We stared for a moment at the slowly falling snow. “You ready to go home, girls?” They nodded wordlessly in the dim light off the dash instruments.
“Well, hang on.” I eased into the accelerator so that I wouldn’t spin my chains off. There was a lurch, and then another lurch as chains took purchase on sage and dirt beneath the snow. And as they did, I was able to turn lurches into continual movement, and gave more gas as I could without spinning. In just 20 feet, we were still in my trenches and clipping along at a lusty 5 mph.
Then 10 mph, and 15, and the truck made an uphill thrust back onto the road surface!
We were so grateful. The girls grinned. I jumped out and pulled chains. And without the wind and the driving snow blizzard, we could see the smooth untracked surface of roadway and the banks of snow bounding it that the plows had left several days prior. There were drifts to bash through, to be sure. But at least we could see our way forward.
We could go home.
We arrived at Alderspring happy and tired, just as the light of dawn was lighting the Eastern sky. Looking back toward Summit Creek, I noted that it still had the cloud of a blizzard upon it (it often does), but our day 35 miles down valley would dawn clear.
Caryl was expecting us, as I called her when we broke back into cell contact an hour or so ago. She was figuring on sending help if we didn’t show up.
Some lessons come easy when you ranch. Others come with some skin in the game. All I had to show for this one were blistered feet and hands. But somehow, you move forward, and thankfully learn from that hard knocks University.
I asked Caryl a couple of months ago if we should go over Summit Creek when we were planning a trip in January to Idaho Falls. “Weather forecast says it’s supposed to be just cold and clear,” I said. “And George Miller just went over it a day or so ago.
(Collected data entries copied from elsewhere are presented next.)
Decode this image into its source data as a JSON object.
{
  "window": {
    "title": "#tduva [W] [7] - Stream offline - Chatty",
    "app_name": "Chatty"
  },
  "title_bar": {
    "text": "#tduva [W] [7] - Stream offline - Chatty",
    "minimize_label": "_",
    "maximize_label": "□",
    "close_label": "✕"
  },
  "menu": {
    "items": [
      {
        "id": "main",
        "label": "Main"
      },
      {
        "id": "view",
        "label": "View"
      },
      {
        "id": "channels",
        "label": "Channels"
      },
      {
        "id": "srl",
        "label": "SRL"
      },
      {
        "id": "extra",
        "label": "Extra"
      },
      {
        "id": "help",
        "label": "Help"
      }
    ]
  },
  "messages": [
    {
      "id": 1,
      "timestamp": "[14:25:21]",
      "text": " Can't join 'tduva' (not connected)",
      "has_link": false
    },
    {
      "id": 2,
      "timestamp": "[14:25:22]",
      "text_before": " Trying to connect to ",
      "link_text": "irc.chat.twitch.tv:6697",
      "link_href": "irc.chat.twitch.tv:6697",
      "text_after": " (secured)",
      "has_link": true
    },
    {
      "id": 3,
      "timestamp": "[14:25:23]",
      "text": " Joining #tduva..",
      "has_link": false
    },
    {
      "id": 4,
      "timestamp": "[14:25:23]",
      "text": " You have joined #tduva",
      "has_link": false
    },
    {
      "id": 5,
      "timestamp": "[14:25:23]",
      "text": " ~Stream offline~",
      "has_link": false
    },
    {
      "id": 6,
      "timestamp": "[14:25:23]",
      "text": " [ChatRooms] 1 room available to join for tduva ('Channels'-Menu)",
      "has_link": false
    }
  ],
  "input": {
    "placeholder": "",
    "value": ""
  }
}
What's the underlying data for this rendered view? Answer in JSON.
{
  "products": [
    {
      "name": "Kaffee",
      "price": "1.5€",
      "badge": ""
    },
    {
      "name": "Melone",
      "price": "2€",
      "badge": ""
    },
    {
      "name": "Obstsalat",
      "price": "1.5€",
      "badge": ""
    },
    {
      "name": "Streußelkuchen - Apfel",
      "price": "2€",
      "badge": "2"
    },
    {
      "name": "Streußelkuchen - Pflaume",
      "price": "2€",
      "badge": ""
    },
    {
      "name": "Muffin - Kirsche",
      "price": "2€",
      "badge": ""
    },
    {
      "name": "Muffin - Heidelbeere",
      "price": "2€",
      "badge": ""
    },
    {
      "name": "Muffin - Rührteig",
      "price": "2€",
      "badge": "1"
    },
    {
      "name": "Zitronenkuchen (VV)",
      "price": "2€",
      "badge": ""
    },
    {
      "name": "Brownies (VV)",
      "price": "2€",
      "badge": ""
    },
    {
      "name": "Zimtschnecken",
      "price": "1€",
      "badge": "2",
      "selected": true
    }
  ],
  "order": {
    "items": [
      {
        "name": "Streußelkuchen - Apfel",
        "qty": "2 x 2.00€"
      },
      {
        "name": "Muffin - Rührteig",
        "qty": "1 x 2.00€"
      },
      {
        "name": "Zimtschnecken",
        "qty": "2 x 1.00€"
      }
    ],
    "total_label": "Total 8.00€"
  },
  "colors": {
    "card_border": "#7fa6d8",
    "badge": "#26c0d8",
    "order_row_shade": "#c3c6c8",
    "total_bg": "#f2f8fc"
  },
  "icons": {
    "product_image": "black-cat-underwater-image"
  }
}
He said it was good. It’d save time from going around the mountains through Challis.”
Caryl thought for a very short moment and simply said, “No. I’m thinking we could stop and get a cup of coffee if we went around the mountains through Challis. That Village Inn has that new coffee window. I was kinda looking forward to a cup.” She smiled the same grin that first attracted me to her.
Sometimes marriage has in it the best examples of diplomacy. The world should take notes.